I just asked another question (see here: How to calculate the shape of a curve given y coordinates and slope?) and was advised by the user who answered my question to ask a new question. I would appreciate any help on this topic. As in the previous thread, I apologise in advance if I'm not using the proper terminology, but I'm learning.
Although my problem is stated in the linked thread, I'll re-state it here with the details that required me to open a new thread.
My Question:
I would like to figure out the shape of a curve given the information in the following graph:
On the y axis, I'm showing the slope of the curve whose shape I'm trying to find. On the x axis, I'm showing the y-coordinate of the curve corresponding to that slope. I am missing information about the x-coordinates of my curve. The different dots are different measurements I have made in an experiment.
First, I fit a non-parametric curve to my data (in this case, a loess regression curve):
This gives me a non-parametric description of the relationship between dy/dx of the curve whose shape I'm trying to find out, and its y coordinates.
In this case, I can intuitively understand that my mystery curve will have a sigmoidal shape because at low and high values of y, the slope is small, and at intermediate values of y, the slope is high.
I just learnt, in the previous question, that my problem involves solving a differential equation. However, there are times when I don't have an equation describing the relationship between dx/dy and y (as in the previous question that I asked), but instead I have a non-parametric curve like a loess (local regression) curve or a spline.

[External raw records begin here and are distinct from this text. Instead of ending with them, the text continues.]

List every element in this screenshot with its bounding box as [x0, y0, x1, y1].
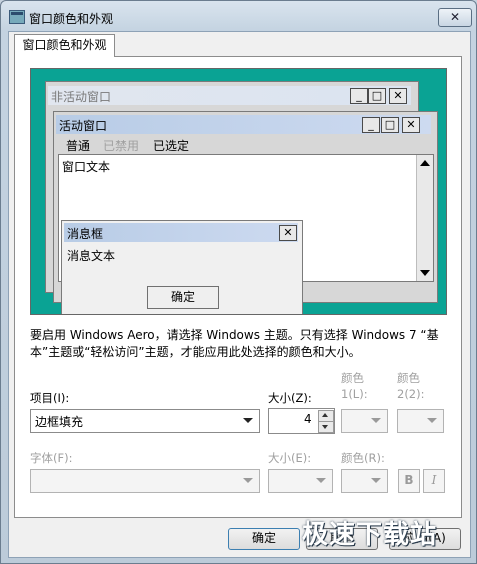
chevron-down-icon [243, 418, 253, 423]
inactive-close-icon: ✕ [389, 88, 407, 104]
font-color-label: 颜色(R): [341, 451, 385, 465]
menu-selected: 已选定 [153, 139, 190, 153]
chevron-down-icon [316, 478, 326, 483]
menu-normal: 普通 [66, 139, 91, 153]
inactive-maximize-icon: □ [368, 88, 386, 104]
down-arrow-icon [322, 425, 328, 429]
message-close-icon: ✕ [279, 225, 297, 241]
scroll-up-icon [420, 160, 430, 166]
window-title: 窗口颜色和外观 [29, 12, 114, 26]
aero-note: 要启用 Windows Aero，请选择 Windows 主题。只有选择 Win… [30, 328, 439, 359]
preview-scrollbar [416, 155, 433, 281]
appearance-preview: 非活动窗口 _ □ ✕ 活动窗口 _ □ ✕ 普通 已禁用 已选定 窗口文本 消… [30, 68, 447, 315]
item-select-value: 边框填充 [35, 415, 84, 429]
watermark-logo: 极速下载站 [302, 520, 438, 550]
font-label: 字体(F): [30, 451, 73, 465]
inactive-title-bar: 非活动窗口 _ □ ✕ [48, 86, 411, 105]
menu-disabled: 已禁用 [103, 139, 140, 153]
tab-window-color[interactable]: 窗口颜色和外观 [14, 34, 115, 57]
font-color-picker[interactable] [341, 469, 388, 493]
chevron-down-icon [427, 418, 437, 423]
active-maximize-icon: □ [381, 117, 399, 133]
inactive-minimize-icon: _ [350, 88, 368, 104]
font-size-label: 大小(E): [268, 451, 312, 465]
item-select[interactable]: 边框填充 [30, 409, 260, 433]
spin-down-button[interactable] [318, 421, 334, 433]
title-bar[interactable]: 窗口颜色和外观 ✕ [1, 1, 476, 29]
preview-ok-button: 确定 [147, 286, 219, 309]
color2-picker[interactable] [397, 409, 444, 433]
message-text: 消息文本 [67, 249, 116, 263]
active-close-icon: ✕ [402, 117, 420, 133]
preview-menu-bar: 普通 已禁用 已选定 [56, 135, 431, 153]
inactive-window-caption: 非活动窗口 [51, 90, 112, 104]
color2-label-b: 2(2): [397, 387, 425, 401]
chevron-down-icon [371, 478, 381, 483]
chevron-down-icon [371, 418, 381, 423]
message-box-preview: 消息框 ✕ 消息文本 确定 [61, 220, 303, 314]
font-size-select[interactable] [268, 469, 333, 493]
color1-label-b: 1(L): [341, 387, 368, 401]
size-value: 4 [304, 412, 312, 426]
ok-button[interactable]: 确定 [228, 528, 300, 550]
italic-button[interactable]: I [423, 469, 445, 493]
bold-button[interactable]: B [398, 469, 420, 493]
message-box-title-bar: 消息框 ✕ [64, 223, 298, 242]
font-select[interactable] [30, 469, 260, 493]
window-text: 窗口文本 [62, 160, 111, 174]
app-icon [9, 10, 25, 24]
size-stepper[interactable]: 4 [268, 408, 335, 434]
item-label: 项目(I): [30, 391, 70, 405]
chevron-down-icon [243, 478, 253, 483]
active-minimize-icon: _ [362, 117, 380, 133]
scroll-down-icon [420, 270, 430, 276]
color1-picker[interactable] [341, 409, 388, 433]
active-title-bar: 活动窗口 _ □ ✕ [56, 115, 431, 134]
color1-label-a: 颜色 [341, 371, 364, 385]
active-window-caption: 活动窗口 [59, 119, 108, 133]
close-button[interactable]: ✕ [438, 8, 472, 27]
color2-label-a: 颜色 [397, 371, 420, 385]
size-label: 大小(Z): [268, 391, 312, 405]
up-arrow-icon [322, 413, 328, 417]
message-box-caption: 消息框 [67, 227, 104, 241]
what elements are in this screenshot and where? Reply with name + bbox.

How could I solve this problem?
Many thanks in advance!





UPDATED ANSWER. I didn't delete my first answer (even not corresponding to the question) because this first answer gives a useful example to understand the general approach to solve a differential equation when some functions are not explicit but given on the form of data.
FIRST MEHOD :
Fit a polynomial equation with the data. The curve looks like a parabola. $$y'=\frac{dy}{dx}\simeq ay^2+by+c \tag 1$$ Usual linear regression leads to $\begin{cases} a\simeq -0.096 \\ b\simeq 1.91 \\ c\simeq 1.26 \end{cases}$
Note that the data is not accurate because it comes from a numerical scan of the graph given by Ender instead of a numerical table.
Of course a better fit should be obtained with a polynomial equation of higher degree. But this is of no interest with such a data of bad accuracy.
Integrating Eq.$(1)$ leads to the approximate solution of the differential equation : $$x(y)=\int\frac{dy}{y^2+by+c}+\text{constant} \tag 2$$ No boundary condition is specified in the question. As a consequence the integration constant cannot be determined.
However we need a fully determined function in order to proceed to further numerical calculus. Supposing that the condition is $x(y_1)=0$ the above solution would be : $$x(y)=\int_{y_1}^y\frac{d\zeta}{\zeta^2+b\zeta+c} \tag 3$$ Of course, if another boundary condition is specified, one have change it in the numerical calculus.
The result of the first method is represented in the next figure :
There is no need for the analytic expression of the integral $(3)$. Numerical integration is sufficient with the usual incremental method : $$x(y+\delta y)=x(y)+\frac{1}{ay^2+by+c}\delta y$$ The computation and drawing were carried out with $\delta y=0.01$ for example.
Nevertheless one can use the analytical solution : $$x(y)= \frac{2}{\sqrt{4ac-b^2}}\left(\tan^{-1}\left(\frac{2ay+b}{\sqrt{4ac-b^2}} \right) -\tan^{-1}\left(\frac{2ay_1+b}{\sqrt{4ac-b^2}} \right)\right)$$ Or the inverse function : $$y(x)=-\frac{b}{2a}\pm\frac{\sqrt{4ac-b^2}}{2a}\tan\left(\frac12\sqrt{4ac-b^2}\: x+\tan^{-1}\left( \frac{2ay_1+b}{\sqrt{4ac-b^2}}\right) \right)$$ This is a complicated formula. That is why, in practice, it is easier tu proceed with numerical integration as pointed out above. $$ $$
SECOND METHOD :
Numerical integration of the data $(y_1,y'_1),\:...\:, (y_k,y'_k),\:...\:, (y_{20},y'_{20})$
With the same assumption $x(y_1)=0$ than in the first method, again one would have to add a convenient constant if the boundary condition was different.
$$x_1=0\quad;\quad x_k=x_{k-1}+\frac12\left(\frac{1}{y'_{k-1}}+\frac{1}{y'_k}\right)(y_k-y_{k-1})\qquad [\:2\leq k\leq 20\:]$$
On the next figure the result of the second method (in blue) is compared to the result of the first method (in red).
The discrepancy is probably due to the approximative method of integration in the second method. They are not enough points which are not regularly distributed. Some of the gaps between two consecutive points are too large.
That is why the first method is recommended especially in case of small number of points.
Moreover the first method provides the result on a continuous form while the second method provides the result on discret form. Often it is advantageous for further calculus to have a continuous function instead of a data table.